Analytical Derivation Roadmap

This roadmap collects planned analytical derivations that extend the current handwritten notes on Poisson changepoint models, likelihood optimization, and Bayesian approximations.

Logical Extensions

These derivations extend the changepoint model structure while staying close to the current Poisson-emission framework.

• Multi-trial changepoints with shared or hierarchical emissions — Extend the single-timeseries likelihood so repeated trials share changepoint structure, emission parameters, or hierarchical priors.
• Multivariate changepoints with non-covariate Poisson emissions — Replace scalar counts with vectors of counts while keeping the emission model non-covariate and state-specific.
• Multi-trial, multivariate changepoints — Combine repeated trials and multivariate emissions into one likelihood, making explicit which parameters are shared across trials and dimensions.
• Dirichlet-distributed changepoints — Model normalized changepoint spacings with a Dirichlet distribution so changepoints remain ordered while allowing flexible transition timing.
• Dirichlet process distributed changepoints — Move from a fixed number of changepoints to a nonparametric construction that can adapt the number of latent states or transitions.

Pragmatic Extensions

These updates target count data workflows where the basic Poisson changepoint model is useful but too restrictive for real experimental data.

Negative Binomial Emissions

Swap the Poisson probability mass function for a Negative Binomial PMF with an additional per-state dispersion or clustering parameter. This is useful for biological and physical count data where variance often exceeds the mean; the dispersion parameter can absorb overdispersion that a pure Poisson model might otherwise explain by adding spurious changepoints.

Autoregressive or History-Dependent Rates

Modify the instantaneous log-rate so it includes previous observations, such as a term proportional to (y_{t-1}). This lets the model separate true state transitions from short-timescale dynamics like refractory periods, feedback echoes, or adaptation within a state.

Covariate-Modulated Transitions

Express changepoint locations or transition boundaries as functions of external, time-varying design variables. This connects latent state changes to observable events such as stimuli, behavior, or drug delivery, moving the model from unsupervised segmentation toward controlled prediction.

State-Specific Transition Smoothness

Give each sigmoid boundary its own steepness parameter instead of using one global transition smoothness. This allows one transition to be abrupt while another is gradual, avoiding a single compromise smoothness across all state boundaries.
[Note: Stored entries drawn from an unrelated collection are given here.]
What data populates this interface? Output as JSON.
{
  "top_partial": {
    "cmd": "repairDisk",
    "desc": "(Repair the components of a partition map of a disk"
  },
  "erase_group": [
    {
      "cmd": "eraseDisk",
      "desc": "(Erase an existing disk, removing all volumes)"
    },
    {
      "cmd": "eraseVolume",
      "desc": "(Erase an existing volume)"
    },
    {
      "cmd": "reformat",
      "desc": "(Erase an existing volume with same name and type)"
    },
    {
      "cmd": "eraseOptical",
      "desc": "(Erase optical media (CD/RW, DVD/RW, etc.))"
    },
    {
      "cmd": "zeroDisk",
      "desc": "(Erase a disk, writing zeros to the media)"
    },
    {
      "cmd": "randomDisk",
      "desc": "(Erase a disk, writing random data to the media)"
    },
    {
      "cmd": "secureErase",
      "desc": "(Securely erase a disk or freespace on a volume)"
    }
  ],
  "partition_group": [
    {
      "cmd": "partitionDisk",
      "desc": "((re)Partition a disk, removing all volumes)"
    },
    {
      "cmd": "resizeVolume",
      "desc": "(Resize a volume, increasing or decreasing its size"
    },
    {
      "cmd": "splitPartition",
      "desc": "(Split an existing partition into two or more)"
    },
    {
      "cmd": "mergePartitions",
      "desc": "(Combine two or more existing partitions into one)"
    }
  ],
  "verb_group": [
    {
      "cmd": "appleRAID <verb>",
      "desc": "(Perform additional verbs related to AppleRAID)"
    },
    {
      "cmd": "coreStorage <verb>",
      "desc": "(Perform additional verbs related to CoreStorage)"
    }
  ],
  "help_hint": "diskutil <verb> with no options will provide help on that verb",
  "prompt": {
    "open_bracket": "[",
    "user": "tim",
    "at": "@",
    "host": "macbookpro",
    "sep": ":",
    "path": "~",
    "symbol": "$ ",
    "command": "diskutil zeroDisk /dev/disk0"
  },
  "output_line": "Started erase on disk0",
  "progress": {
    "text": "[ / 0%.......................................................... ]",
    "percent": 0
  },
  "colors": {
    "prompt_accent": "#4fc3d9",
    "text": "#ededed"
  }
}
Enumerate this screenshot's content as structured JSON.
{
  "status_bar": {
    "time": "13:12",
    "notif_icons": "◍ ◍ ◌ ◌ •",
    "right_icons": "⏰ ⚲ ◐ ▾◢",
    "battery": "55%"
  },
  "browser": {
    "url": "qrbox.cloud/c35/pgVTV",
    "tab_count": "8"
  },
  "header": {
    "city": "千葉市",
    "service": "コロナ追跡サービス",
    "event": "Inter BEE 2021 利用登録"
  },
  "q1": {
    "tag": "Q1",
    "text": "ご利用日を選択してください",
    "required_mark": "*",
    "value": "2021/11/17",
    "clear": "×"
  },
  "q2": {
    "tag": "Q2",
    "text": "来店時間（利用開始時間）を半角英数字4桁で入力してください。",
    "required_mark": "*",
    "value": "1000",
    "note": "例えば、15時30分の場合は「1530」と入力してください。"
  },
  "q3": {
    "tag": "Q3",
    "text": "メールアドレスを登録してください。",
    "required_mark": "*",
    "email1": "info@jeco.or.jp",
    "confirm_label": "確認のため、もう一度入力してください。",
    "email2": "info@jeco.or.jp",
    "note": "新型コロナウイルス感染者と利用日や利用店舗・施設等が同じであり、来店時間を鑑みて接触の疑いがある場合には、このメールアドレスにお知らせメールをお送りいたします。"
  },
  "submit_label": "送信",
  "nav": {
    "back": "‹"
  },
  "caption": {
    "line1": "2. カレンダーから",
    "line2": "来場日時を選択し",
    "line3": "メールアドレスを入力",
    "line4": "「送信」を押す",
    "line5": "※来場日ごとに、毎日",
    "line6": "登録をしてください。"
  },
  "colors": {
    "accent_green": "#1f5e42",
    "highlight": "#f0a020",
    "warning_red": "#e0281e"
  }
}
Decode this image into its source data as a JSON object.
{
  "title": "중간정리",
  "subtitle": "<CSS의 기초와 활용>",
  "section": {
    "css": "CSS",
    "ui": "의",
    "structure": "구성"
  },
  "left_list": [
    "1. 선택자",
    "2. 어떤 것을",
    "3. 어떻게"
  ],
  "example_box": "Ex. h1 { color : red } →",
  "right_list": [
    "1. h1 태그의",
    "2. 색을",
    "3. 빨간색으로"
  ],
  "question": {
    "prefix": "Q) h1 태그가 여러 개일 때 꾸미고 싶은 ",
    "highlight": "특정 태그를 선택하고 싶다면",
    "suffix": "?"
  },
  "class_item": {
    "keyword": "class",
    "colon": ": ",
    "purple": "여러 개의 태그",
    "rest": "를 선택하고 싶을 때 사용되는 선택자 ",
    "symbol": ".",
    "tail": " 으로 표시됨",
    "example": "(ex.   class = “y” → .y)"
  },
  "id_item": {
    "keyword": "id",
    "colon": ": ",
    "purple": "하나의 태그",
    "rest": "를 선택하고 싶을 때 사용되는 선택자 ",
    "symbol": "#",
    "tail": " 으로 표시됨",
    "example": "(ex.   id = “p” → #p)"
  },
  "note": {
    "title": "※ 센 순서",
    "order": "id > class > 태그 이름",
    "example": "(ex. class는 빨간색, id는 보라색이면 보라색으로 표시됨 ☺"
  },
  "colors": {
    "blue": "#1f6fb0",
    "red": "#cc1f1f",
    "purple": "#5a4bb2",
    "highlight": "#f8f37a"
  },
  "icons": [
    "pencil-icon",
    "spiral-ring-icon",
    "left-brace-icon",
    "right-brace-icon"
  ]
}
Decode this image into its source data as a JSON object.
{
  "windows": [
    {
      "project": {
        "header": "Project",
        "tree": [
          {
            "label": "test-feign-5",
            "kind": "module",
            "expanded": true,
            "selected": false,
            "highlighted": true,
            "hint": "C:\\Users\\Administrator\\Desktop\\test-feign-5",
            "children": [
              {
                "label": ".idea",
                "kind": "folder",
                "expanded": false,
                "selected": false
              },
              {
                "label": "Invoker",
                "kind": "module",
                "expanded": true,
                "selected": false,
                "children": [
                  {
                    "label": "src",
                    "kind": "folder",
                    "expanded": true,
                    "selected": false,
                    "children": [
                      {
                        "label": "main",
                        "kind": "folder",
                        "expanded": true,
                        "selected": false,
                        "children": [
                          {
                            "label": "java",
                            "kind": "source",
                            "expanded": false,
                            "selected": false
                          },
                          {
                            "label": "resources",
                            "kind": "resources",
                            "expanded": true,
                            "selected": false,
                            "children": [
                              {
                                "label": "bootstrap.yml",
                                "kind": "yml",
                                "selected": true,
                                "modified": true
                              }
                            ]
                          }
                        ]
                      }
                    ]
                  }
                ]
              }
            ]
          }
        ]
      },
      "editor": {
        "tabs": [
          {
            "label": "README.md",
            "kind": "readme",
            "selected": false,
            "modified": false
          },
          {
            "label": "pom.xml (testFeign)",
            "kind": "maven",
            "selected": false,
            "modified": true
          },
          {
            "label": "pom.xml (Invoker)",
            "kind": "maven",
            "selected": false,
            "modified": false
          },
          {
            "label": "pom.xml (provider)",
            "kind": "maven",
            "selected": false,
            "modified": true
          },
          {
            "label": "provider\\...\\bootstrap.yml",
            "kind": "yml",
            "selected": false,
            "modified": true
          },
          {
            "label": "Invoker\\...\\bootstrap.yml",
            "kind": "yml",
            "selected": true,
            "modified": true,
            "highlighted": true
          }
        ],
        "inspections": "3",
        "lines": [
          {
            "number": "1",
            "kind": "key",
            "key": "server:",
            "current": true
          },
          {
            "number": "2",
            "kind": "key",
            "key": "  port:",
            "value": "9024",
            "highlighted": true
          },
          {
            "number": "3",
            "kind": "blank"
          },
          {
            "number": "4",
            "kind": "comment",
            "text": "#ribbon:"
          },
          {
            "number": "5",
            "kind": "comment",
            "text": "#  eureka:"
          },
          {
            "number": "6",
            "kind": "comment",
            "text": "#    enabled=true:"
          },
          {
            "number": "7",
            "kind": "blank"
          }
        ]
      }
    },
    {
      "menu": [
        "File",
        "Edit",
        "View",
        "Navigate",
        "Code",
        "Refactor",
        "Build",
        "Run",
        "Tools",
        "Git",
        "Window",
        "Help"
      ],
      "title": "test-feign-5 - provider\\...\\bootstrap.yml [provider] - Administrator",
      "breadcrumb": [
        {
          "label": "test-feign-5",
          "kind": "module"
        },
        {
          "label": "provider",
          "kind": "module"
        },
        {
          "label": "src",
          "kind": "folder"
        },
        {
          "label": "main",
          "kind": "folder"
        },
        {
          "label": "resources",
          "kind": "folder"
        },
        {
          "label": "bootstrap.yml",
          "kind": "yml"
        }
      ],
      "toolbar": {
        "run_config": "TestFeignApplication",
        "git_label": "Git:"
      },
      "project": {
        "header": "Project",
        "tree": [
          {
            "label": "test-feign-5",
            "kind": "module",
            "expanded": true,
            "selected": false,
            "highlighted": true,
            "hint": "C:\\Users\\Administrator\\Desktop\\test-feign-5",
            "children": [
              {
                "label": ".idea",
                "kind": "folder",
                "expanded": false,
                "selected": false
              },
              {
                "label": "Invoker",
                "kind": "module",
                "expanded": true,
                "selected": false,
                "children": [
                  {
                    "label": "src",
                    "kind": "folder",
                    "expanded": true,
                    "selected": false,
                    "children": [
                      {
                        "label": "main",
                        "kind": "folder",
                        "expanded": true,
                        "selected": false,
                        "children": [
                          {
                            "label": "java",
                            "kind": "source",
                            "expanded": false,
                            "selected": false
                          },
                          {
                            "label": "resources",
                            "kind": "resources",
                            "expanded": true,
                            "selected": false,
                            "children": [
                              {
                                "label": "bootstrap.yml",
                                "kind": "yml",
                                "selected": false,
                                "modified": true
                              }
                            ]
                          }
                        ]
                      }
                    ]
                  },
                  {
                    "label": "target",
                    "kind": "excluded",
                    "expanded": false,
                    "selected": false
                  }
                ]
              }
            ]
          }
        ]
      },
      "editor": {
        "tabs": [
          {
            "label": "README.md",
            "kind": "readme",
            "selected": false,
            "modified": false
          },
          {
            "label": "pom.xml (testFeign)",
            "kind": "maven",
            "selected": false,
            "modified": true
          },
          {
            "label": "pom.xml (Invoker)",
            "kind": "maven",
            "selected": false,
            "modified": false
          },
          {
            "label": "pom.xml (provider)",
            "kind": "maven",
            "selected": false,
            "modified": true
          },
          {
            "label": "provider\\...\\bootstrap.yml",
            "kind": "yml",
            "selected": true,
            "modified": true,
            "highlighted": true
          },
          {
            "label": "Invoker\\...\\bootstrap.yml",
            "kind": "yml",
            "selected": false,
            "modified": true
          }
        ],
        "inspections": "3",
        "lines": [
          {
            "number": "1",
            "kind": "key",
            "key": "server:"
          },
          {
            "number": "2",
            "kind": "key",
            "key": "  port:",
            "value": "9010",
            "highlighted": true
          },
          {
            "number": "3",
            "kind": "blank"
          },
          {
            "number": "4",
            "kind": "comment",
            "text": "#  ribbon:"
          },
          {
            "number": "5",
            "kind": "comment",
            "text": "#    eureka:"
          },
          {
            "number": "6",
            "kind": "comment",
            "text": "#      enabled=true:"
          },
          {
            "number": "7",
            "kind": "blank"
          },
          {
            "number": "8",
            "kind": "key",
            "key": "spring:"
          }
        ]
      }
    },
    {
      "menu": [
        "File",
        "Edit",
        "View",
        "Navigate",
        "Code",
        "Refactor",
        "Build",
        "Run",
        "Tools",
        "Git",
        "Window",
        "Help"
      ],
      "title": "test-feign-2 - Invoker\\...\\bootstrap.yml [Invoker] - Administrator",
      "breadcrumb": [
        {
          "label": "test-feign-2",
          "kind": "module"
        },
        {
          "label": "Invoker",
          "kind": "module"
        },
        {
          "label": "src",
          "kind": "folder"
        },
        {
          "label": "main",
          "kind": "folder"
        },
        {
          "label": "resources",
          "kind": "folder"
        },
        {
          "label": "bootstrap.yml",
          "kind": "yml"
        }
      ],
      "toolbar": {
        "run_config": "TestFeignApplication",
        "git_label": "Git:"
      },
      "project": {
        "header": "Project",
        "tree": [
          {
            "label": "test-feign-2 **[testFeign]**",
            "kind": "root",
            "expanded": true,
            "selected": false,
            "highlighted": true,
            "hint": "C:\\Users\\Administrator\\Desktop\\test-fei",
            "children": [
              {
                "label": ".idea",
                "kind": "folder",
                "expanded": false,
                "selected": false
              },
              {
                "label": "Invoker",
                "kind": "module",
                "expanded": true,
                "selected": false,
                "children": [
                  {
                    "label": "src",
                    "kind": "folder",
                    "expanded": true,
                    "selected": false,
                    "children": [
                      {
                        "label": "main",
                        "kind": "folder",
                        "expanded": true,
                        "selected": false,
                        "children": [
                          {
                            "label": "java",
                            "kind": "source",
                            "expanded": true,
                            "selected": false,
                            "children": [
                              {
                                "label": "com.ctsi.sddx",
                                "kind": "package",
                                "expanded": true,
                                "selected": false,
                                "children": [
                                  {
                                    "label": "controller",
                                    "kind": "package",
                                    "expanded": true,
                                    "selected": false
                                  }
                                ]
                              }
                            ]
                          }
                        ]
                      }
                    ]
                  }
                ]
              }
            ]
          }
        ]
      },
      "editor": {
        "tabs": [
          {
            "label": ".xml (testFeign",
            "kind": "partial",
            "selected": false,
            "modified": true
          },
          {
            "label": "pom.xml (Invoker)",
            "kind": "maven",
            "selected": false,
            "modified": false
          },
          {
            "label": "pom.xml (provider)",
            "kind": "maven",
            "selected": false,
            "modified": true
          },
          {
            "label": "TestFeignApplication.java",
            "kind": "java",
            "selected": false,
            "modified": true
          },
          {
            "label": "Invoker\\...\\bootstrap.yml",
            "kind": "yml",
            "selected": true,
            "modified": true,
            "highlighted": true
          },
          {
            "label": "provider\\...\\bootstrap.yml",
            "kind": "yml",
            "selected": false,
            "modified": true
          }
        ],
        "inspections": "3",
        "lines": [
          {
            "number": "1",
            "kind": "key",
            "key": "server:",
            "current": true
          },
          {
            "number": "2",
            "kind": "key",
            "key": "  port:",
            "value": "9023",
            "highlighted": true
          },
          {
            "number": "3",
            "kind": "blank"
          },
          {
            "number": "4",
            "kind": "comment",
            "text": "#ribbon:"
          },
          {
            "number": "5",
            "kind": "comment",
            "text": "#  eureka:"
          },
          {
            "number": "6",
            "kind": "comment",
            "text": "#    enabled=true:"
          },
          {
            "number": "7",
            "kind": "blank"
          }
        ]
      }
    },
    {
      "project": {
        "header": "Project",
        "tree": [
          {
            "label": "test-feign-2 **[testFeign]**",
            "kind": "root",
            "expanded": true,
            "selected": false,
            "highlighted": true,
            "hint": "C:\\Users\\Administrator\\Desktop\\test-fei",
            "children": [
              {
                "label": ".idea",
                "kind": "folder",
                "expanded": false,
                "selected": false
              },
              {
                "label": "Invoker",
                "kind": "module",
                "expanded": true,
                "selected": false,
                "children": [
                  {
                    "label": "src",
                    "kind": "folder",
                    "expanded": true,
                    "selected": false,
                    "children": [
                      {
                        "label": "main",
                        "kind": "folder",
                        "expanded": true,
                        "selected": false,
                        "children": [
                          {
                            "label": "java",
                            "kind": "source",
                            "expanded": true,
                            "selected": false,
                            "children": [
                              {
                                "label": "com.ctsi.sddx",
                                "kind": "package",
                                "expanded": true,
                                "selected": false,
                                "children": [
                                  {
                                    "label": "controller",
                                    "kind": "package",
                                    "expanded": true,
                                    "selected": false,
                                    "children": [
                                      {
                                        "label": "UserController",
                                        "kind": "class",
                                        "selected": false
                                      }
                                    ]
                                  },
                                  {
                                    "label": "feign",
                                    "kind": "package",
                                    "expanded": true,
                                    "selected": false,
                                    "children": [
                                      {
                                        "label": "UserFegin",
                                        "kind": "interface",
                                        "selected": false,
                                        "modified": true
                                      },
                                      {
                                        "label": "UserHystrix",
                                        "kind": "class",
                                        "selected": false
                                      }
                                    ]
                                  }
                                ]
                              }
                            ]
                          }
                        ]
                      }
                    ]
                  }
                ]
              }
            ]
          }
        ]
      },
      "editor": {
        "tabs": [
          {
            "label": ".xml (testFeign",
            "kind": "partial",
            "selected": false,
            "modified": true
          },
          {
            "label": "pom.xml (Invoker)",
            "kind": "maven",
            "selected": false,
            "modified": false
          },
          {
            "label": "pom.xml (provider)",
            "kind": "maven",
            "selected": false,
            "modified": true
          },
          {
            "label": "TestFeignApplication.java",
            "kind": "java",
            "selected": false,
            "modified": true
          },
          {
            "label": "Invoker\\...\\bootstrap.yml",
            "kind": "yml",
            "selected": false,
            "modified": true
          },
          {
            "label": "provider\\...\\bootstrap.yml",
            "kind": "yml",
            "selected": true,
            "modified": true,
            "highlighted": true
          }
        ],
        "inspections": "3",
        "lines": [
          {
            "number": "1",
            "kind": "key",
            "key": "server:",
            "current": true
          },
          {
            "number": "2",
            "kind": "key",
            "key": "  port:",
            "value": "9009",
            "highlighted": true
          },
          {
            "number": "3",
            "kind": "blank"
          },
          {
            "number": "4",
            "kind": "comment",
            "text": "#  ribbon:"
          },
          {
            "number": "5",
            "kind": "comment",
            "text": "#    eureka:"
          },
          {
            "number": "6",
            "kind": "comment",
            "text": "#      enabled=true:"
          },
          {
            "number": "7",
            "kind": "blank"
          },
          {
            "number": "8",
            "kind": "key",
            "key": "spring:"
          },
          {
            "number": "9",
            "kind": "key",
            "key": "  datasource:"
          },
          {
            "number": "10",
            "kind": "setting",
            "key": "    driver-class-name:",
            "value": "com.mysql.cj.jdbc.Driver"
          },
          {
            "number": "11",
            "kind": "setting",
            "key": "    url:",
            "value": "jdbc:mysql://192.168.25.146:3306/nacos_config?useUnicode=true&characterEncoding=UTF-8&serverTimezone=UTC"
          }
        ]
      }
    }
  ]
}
Advanced Frameworks and Approximations

These derivations broaden the mathematical toolkit beyond direct gradient-based maximum likelihood estimation.

Discrete Hidden Markov Models

Replace continuous deterministic sigmoid gates with a discrete stochastic latent state governed by a Markov transition matrix. The central derivation is the Forward-Backward algorithm, which uses dynamic programming to compute exact marginal state probabilities over time.

Expectation-Maximization and Baum-Welch

Replace direct optimization with an iterative expected complete-data likelihood procedure. The E-step computes posterior state probabilities, while the M-step solves emission-rate updates by weighting observations by posterior state responsibilities.

Mean-Field Variational Inference

Replace point estimates and local Laplace approximations with a factorized proxy posterior. The main derivation is the evidence lower bound, followed by coordinate updates that fit the approximate posterior by minimizing divergence from the intractable target posterior.

Polya-Gamma Data Augmentation

Introduce auxiliary Polya-Gamma variables to transform non-conjugate likelihood terms into conditionally Gaussian forms. This can make Gibbs sampling or closed-form Variational Bayes updates available by adding latent variables that simplify the algebra.